The signals thing - perhaps the early dates gave a different impression, but then his behaviour of texting all the time, seeing you lots etc did not indicate he wanted to be casual. He can't behave in an intense way to someone and then not expect the other person to reciprocate this. At least he acknowledged his emotional immaturity and didn't string you along for weeks.

Other people jumping from one relationship to another - I wouldn't say that means those people are better at finding good relationships. Indeed it smacks of being dependant, and someone being willing to compromise relationship quality in order to be in one.

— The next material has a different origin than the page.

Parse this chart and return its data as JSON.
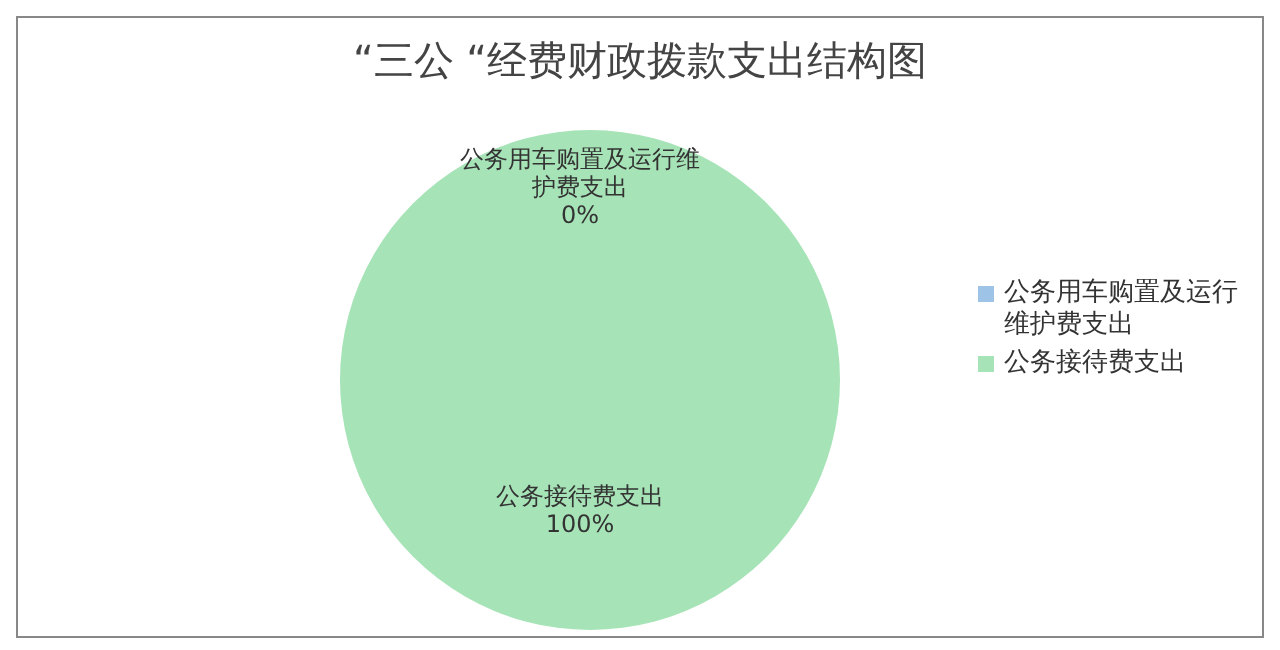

I hope you have new adventures soon OP xx

ImNotBloody14 Tue 06-Aug-13 12:54:48

thank you delia

I feel much better about the whole thing now, I think since I was able to tell him I was pissed off. i'm not bothered now, I think he just got excited at the thought of someone interested in him and didn't stop to think what I might want so went with it until he realised I wanted more than he did. it's sorted now, we've clarified it and gone our separate ways. it has knocked my confidence a bit in that i'm not so sure that me approaching men or making the first move is the right thing for me, but maybe it was just wrong with this one? we cant get it right every time, right?

anyway, onwards and upwards- there are loads of nice men out there, somewhere- i'll find one eventually.

deliasmithy Tue 06-Aug-13 13:13:36

Oh please don't let it knock your confidence!

There are lots of good ones, some shy and some not. Anyway there's probably a nice medium between waiting for the hoards to come knocking, and putting yourself forward.

Xx

ImNotBloody14 Tue 06-Aug-13 13:25:04

yep- you're most probably right- it's just a temporary feeling. i'll get past it. cant say I'll be running up to lots of men any time soon but i'm sure i'll get the confidence back. at the minute i'm happy just to watch them all from a distance grin

DryCounty79 Wed 07-Aug-13 12:53:44

I don't know if this will make you feel any better, but I didn't get with my 'Mr Right' (sorry, horrible phrase IMO) until I was 33. Specifically, 10 months ago.
I've had relationships in the past, but they never lasted more than about 3 months. My longest relationship was an on-off affair with a married man, although I didn't actually know he was married until quite late into the relationship. I spent a total of about 18 months with him over the course of 10 years. (He did divorce her between me finding out and dumping him and us getting back together, I didn't continue the relationship once I knew).
My fella now is someone I work in the same building with. I'd liked him from afar for ages but didn't think he'd noticed I existed. Turns out he'd been feeling the same way about me for about a year!
So, my actual point is - there are nice men out there, you just haven't met your one yet. It took me a long time to realize that I was actually ok, or even good, on my own. I'd accepted life as a single Mum, and was relatively happy. I became confident in myself as a person. A year later, I found my man, although I wasn't looking.
Don't give up hope. Just enjoy your life as it is now, and things will fall into place.

Sorry if I sound smug at all, I don't mean to. Just want you to know that if it happened to a short, fat, boring, ugly mum like me, it can happen to anyone smile.

ImNotBloody14 Wed 07-Aug-13 12:58:35

you don't sound smug at all- it does help to hear positive stories. you are right that i need to realise that i'm complete on my own and don't need to be with anyone else. I've only spent 2 years of my adult/parenting life in a relationship- the rest has all been on my own so i don't know why i still think i need to be with someone as i have been doing fine without this liong.